When the proposed map was challenged in court, both the lower court and the Supreme Court ruled that Alabama’s plan would violate Section 2 of the Voting Rights Act (VRA), which bans racial discrimination in voting. In his majority opinion in June, Chief Justice John Roberts took particular issue with Alabama’s repeated efforts to minimize the voting power of Black individuals and slammed the state for its “extensive history of repugnant racial and voting-related discrimination,” which Roberts called “undeniable and well documented.”
Following the ruling, Alabama was expected to redraw its maps to include a second majority-Black district or “something quite close to it,” but it simply failed to do so.
In early September, the case came before the same panel of federal judges — two Donald Trump appointees and one Bill Clinton appointee — who initially ruled against the map. The judges appeared stunned that Alabama chose not to redraw its map, but instead to re-submit a map that still lacked a new majority-Black district.

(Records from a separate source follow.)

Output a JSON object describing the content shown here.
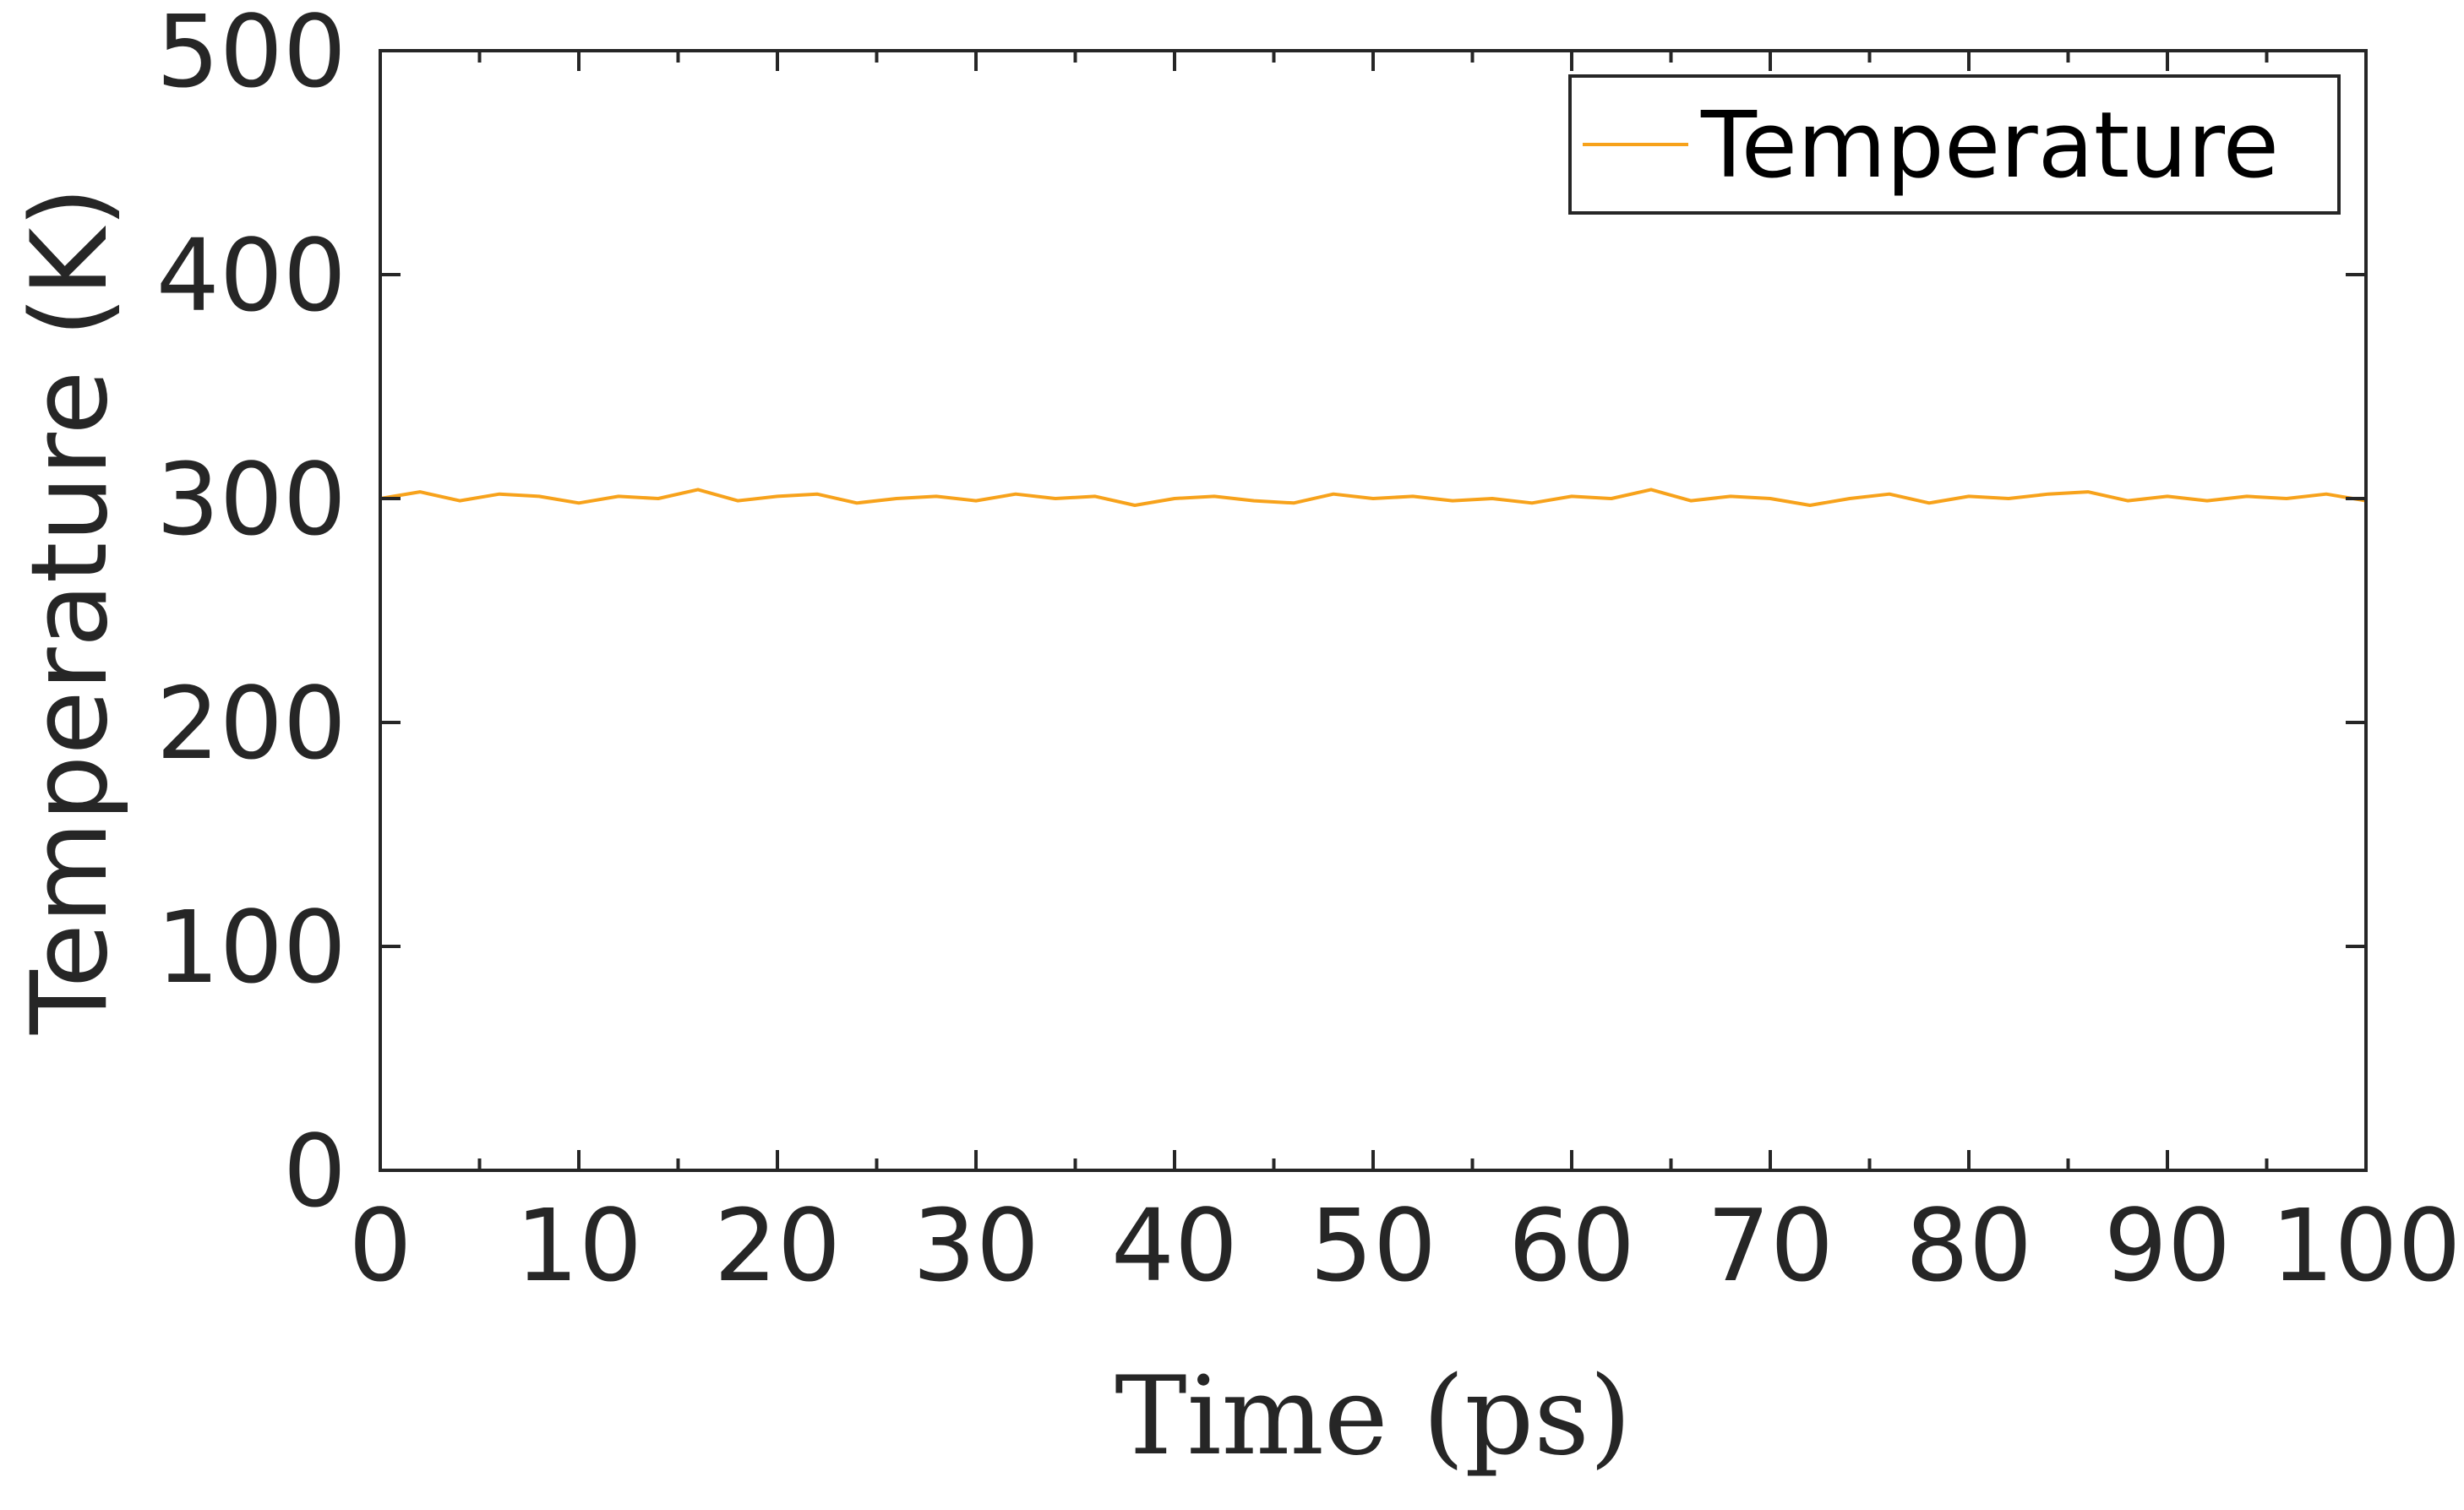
{
  "chart_data": {
    "type": "line",
    "title": "",
    "xlabel": "Time (ps)",
    "ylabel": "Temperature (K)",
    "xlim": [
      0,
      100
    ],
    "ylim": [
      0,
      500
    ],
    "xticks": [
      0,
      10,
      20,
      30,
      40,
      50,
      60,
      70,
      80,
      90,
      100
    ],
    "yticks": [
      0,
      100,
      200,
      300,
      400,
      500
    ],
    "xtick_labels": [
      "0",
      "10",
      "20",
      "30",
      "40",
      "50",
      "60",
      "70",
      "80",
      "90",
      "100"
    ],
    "ytick_labels": [
      "0",
      "100",
      "200",
      "300",
      "400",
      "500"
    ],
    "grid": false,
    "legend": {
      "position": "top-right",
      "entries": [
        "Temperature"
      ]
    },
    "series": [
      {
        "name": "Temperature",
        "color": "#F7A21B",
        "x": [
          0,
          2,
          4,
          6,
          8,
          10,
          12,
          14,
          16,
          18,
          20,
          22,
          24,
          26,
          28,
          30,
          32,
          34,
          36,
          38,
          40,
          42,
          44,
          46,
          48,
          50,
          52,
          54,
          56,
          58,
          60,
          62,
          64,
          66,
          68,
          70,
          72,
          74,
          76,
          78,
          80,
          82,
          84,
          86,
          88,
          90,
          92,
          94,
          96,
          98,
          100
        ],
        "y": [
          300,
          303,
          299,
          302,
          301,
          298,
          301,
          300,
          304,
          299,
          301,
          302,
          298,
          300,
          301,
          299,
          302,
          300,
          301,
          297,
          300,
          301,
          299,
          298,
          302,
          300,
          301,
          299,
          300,
          298,
          301,
          300,
          304,
          299,
          301,
          300,
          297,
          300,
          302,
          298,
          301,
          300,
          302,
          303,
          299,
          301,
          299,
          301,
          300,
          302,
          299
        ]
      }
    ]
  }
}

The judges said they were “deeply troubled” and “disturbed” by the fact that Alabama “ultimately did not even nurture the ambition to provide the required remedy.” The panel went on to say it was not aware of any other case in which a state legislature was found to have diluted minority votes and then simply ignored the court-ordered remedy.
To underscore its point, the court refused to give the Alabama legislature another chance to draw its map and instead directed a special master and a cartographer to work on a new map. Richard Allen, the special master, proposed three remedial maps Monday, each of which would create the required “opportunity district” for Black voters.
Despite being called out for failure to meet its court-ordered obligations, Alabama filed an emergency appeal with the Supreme Court on Sept. 11. In its petition, the state argued that a second majority-Black district had not actually been required and that the Court’s recent decision striking down affirmative action programs in university admissions supported Alabama’s position. The justices obviously disagreed and refused to step in.
In a pair of unsigned orders, the justices turned down Alabama’s request to be heard once more. No dissents were published in the case.
The case, which involves race-based gerrymandering, is just one of several times Alabama has come under fire for diluting votes. In 2020, as the COVID-19 pandemic raged, the state banned curbside voting for people with disabilities and required absentee voters to have their ballots notarized or witnessed. Four years earlier, Alabama faced a separate lawsuit over its refusal to allow certain felons to vote.